We still await the outcome of the anti-trust suit brought fifteen months ago by the US Justice Department against the twenty-one unsuspecting New York publishers accused of conspiring with British firms to carve up world markets. Bookbuyer has already commented on this political interference with British commercial practice (December, 1974), on the man who helped start it (May, 1975) and on the hypocrisy of an American government which preaches freer trade within the British Commonwealth whilst maintaining the most discriminatory sanctions against foreign books entering the US. 1 refer in particular to the manufacturing clause of the American Copyright Act.

This curious clause stipulates that if an American author's book is printed outside the US, he forfeits copyright protection when more than 1500 copies are imported into America — a device designed to protect American printers, presumably at the expense of American authors and irritating foreign publishers. This pernicious piece of protectionism is usually dismissed as a sick joke in civilised circles but I have only just discovered a case in which it has proved remarkably effective in damaging the British interest — and with the hapless assistance of a public British authority.
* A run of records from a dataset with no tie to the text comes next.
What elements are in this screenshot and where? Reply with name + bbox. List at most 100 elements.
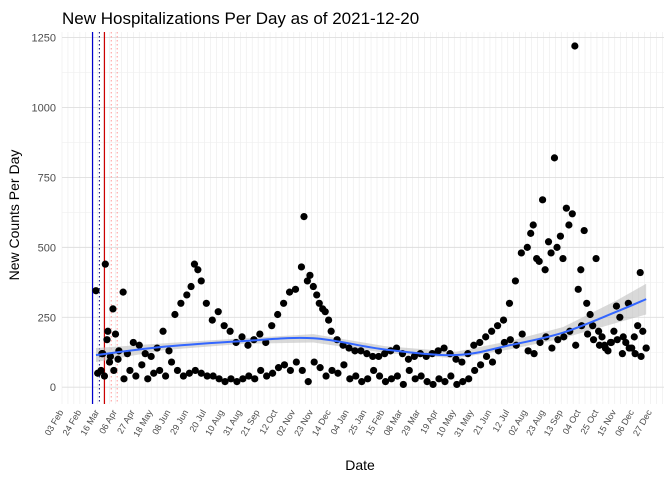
data-point: [550, 154, 559, 162]
data-point: [411, 375, 419, 383]
data-point: [304, 378, 312, 386]
data-point: [132, 372, 140, 380]
data-point: [171, 310, 179, 319]
data-point: [357, 347, 365, 355]
data-point: [194, 266, 202, 274]
data-point: [446, 350, 454, 358]
data-point: [589, 336, 598, 344]
data-point: [268, 369, 277, 377]
data-point: [268, 322, 276, 330]
data-point: [631, 350, 639, 358]
data-point: [297, 263, 306, 271]
data-point: [215, 375, 223, 383]
data-point: [618, 350, 626, 358]
data-point: [197, 277, 205, 285]
data-point: [554, 336, 562, 344]
data-point: [111, 330, 120, 338]
data-point: [562, 204, 570, 212]
data-point: [322, 372, 330, 380]
data-point: [209, 372, 217, 380]
data-point: [352, 372, 360, 380]
data-point: [488, 358, 497, 366]
data-point: [639, 327, 647, 335]
data-point: [404, 355, 413, 363]
data-point: [583, 299, 591, 307]
data-point: [636, 268, 644, 277]
data-point: [325, 316, 333, 324]
data-point: [214, 308, 222, 316]
data-point: [141, 350, 149, 358]
data-point: [423, 378, 431, 386]
data-point: [262, 338, 270, 347]
data-point: [500, 338, 508, 347]
data-point: [493, 322, 502, 330]
data-point: [114, 355, 122, 363]
data-point: [476, 361, 485, 369]
data-point: [104, 327, 112, 335]
data-point: [208, 316, 216, 324]
data-point: [577, 266, 585, 274]
data-point: [310, 358, 318, 366]
data-point: [574, 285, 582, 293]
data-point: [316, 364, 324, 372]
data-point: [580, 226, 588, 235]
data-point: [144, 375, 152, 383]
data-point: [410, 352, 418, 361]
trend-line: [95, 298, 647, 357]
data-point: [187, 282, 195, 291]
data-point: [226, 327, 234, 335]
data-point: [568, 210, 576, 218]
data-point: [541, 266, 549, 274]
data-point: [191, 366, 199, 375]
data-point: [251, 375, 259, 383]
data-point: [572, 341, 580, 349]
data-point: [190, 260, 199, 268]
data-point: [560, 333, 568, 341]
data-point: [548, 344, 556, 352]
data-point: [109, 305, 117, 313]
data-point: [393, 372, 401, 380]
data-point: [381, 378, 390, 386]
data-point: [583, 330, 592, 338]
data-point: [135, 341, 143, 349]
data-point: [358, 378, 366, 386]
data-point: [482, 333, 490, 341]
data-point: [506, 336, 514, 344]
data-point: [340, 361, 348, 369]
data-point: [313, 291, 321, 299]
data-point: [369, 352, 377, 361]
data-point: [280, 361, 289, 369]
data-point: [94, 369, 102, 377]
data-point: [364, 375, 372, 383]
data-point: [607, 338, 615, 347]
data-point: [238, 333, 246, 341]
data-point: [634, 322, 642, 330]
data-point: [538, 196, 547, 204]
data-point: [280, 299, 288, 307]
data-point: [233, 378, 241, 386]
data-points: [92, 42, 650, 389]
data-point: [440, 344, 448, 352]
data-point: [303, 277, 311, 285]
data-point: [642, 344, 650, 352]
data-point: [177, 299, 185, 307]
data-point: [505, 299, 514, 307]
data-point: [370, 366, 378, 375]
y-tick-label: 1000: [32, 103, 56, 115]
y-tick-label: 0: [50, 382, 56, 394]
data-point: [429, 380, 437, 389]
data-point: [363, 350, 371, 358]
data-point: [263, 372, 271, 380]
y-tick-label: 250: [38, 312, 56, 324]
data-point: [309, 282, 317, 291]
x-tick-label: 29 Jun: [168, 408, 190, 436]
data-point: [346, 375, 354, 383]
data-point: [167, 358, 176, 366]
data-point: [465, 375, 473, 383]
data-point: [101, 260, 109, 268]
data-point: [601, 344, 610, 352]
data-point: [285, 288, 294, 296]
data-point: [610, 327, 618, 335]
data-point: [536, 338, 544, 347]
y-axis-label: New Counts Per Day: [6, 150, 22, 281]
When the BBC was preparing its book of the successful America series, it looked as though it would be cheapest to print it in Britain and to print the British and American editions together. Then someone remembered that the author — Blackpool-born Alistair Cooke — had become a naturalised American citizen somewhere along the way. If the American publishers Alfred Knopf imported more than 1500 copies of America, .Mr. Cooke would forfeit copyright protection in the US. So what happened? The book was set up in type in Britain, but printed in America; Knopf have sold over a million copies there; the BBC has already imported another 250,000 copies back; and the British printing industry has lost the chance of printing 1,250,000 copies of a E6 book which, on purely commercial grounds, it was better placed to undertake.

Cross man

I fear that Alan Watkins, now a columnist with the Observer, is peeved with his publishers Cape. Mr Watkins is writing a book on Politicians and the Press and insists that he cannot do the job properly without taking a peep at the manuscript for Vol 2 of the Crossman Diaries (published by Cape and Hamish Hamilton). Cape, careful fellows, are refusing to let him near the work.